Michael Buice and I have just published a review paper of our work on how to go beyond mean field theory for systems of coupled neurons. The paper can be obtained here. Michael and I actually pursued two lines of thought on how to go beyond mean field theory and we show how the two are related in this review. The first line started in trying to understand how to create a dynamic statistical theory of a high dimensional fully deterministic system. We first applied the method to the Kuramoto system of coupled oscillators but the formalism could apply to any system. Our recent paper in PLoS Computational Biology was an application for a network of synaptically coupled spiking neurons. I’ve written about this work multiple times (e.g. here, here, and here). In this series of papers, we looked at how you can compute fluctuations around the infinite system size limit, which defines mean field theory for the system, when you have a finite number of neurons. We used the inverse number of neurons as a perturbative expansion parameter but the formalism could be generalized to expand in any small parameter, such as the inverse of a slow time scale.

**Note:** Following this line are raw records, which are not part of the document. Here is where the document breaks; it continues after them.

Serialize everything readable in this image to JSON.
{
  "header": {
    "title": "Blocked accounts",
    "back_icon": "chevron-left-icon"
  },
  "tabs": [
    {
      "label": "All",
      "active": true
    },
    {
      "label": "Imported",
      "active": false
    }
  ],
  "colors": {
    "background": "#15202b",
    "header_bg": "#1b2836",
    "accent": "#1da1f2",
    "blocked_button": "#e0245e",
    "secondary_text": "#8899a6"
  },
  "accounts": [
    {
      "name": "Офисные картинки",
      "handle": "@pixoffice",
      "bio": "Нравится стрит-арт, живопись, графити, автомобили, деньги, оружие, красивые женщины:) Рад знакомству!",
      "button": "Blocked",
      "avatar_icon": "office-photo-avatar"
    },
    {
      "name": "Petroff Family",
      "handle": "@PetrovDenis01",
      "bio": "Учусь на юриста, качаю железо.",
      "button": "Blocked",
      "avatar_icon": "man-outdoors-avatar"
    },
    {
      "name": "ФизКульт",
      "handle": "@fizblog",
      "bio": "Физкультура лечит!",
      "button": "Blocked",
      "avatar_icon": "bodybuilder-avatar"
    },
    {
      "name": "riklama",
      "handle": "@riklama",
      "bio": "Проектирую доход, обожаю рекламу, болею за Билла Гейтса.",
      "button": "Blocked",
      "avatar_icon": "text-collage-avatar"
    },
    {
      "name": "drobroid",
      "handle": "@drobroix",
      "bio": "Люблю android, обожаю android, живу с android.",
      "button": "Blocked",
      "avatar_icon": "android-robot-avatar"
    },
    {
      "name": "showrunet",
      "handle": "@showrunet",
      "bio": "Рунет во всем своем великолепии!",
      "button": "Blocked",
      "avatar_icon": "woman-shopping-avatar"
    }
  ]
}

The second line of thought was with regards to the question of how to generalize the Wilson-Cowan equation, which is a phenomenological population activity equation for a set of neurons, which I summarized here. That paper built upon the work that Michael had started in his PhD thesis with Jack Cowan. The Wilson-Cowan equation is a mean field theory of some system but it does not specify what that system is. Michael considered the variable in the Wilson-Cowan equation to be the rate (stochastic intensity) of a Poisson process and prescribed a microscopic stochastic system, dubbed the spike model, that was consistent with the Wilson-Cowan equation. He then considered deviations away from pure Poisson statistics. The expansion parameter in this case was more obscure. Away from a bifurcation (i.e. critical point) the statistics of firing would be pure Poisson but they would deviate near the critical point, so the small parameter was the inverse distance to criticality. Michael, Jack and I then derived a set of self-consistent set of equations for the mean rate and rate correlations that generalized the Wilson-Cowan equation.
The unifying theme of both approaches is that these systems can be described by either a hierarchy of moment equations or equivalently as a functional or path integral. This all boils down to the fact that any stochastic system is equivalently described by a distribution function or the moments of the distribution. Generally, it is impossible to explicitly calculate or compute these quantities but one can apply perturbation theory to extract meaningful quantities. For a path integral, this involves using Laplace’s method or the method of steepest descents to approximate an integral and in the moment hierarchy method it involves finding ways to truncate or close the system. These methods are also directly related to WKB expansion, but I’ll leave that connection to another post.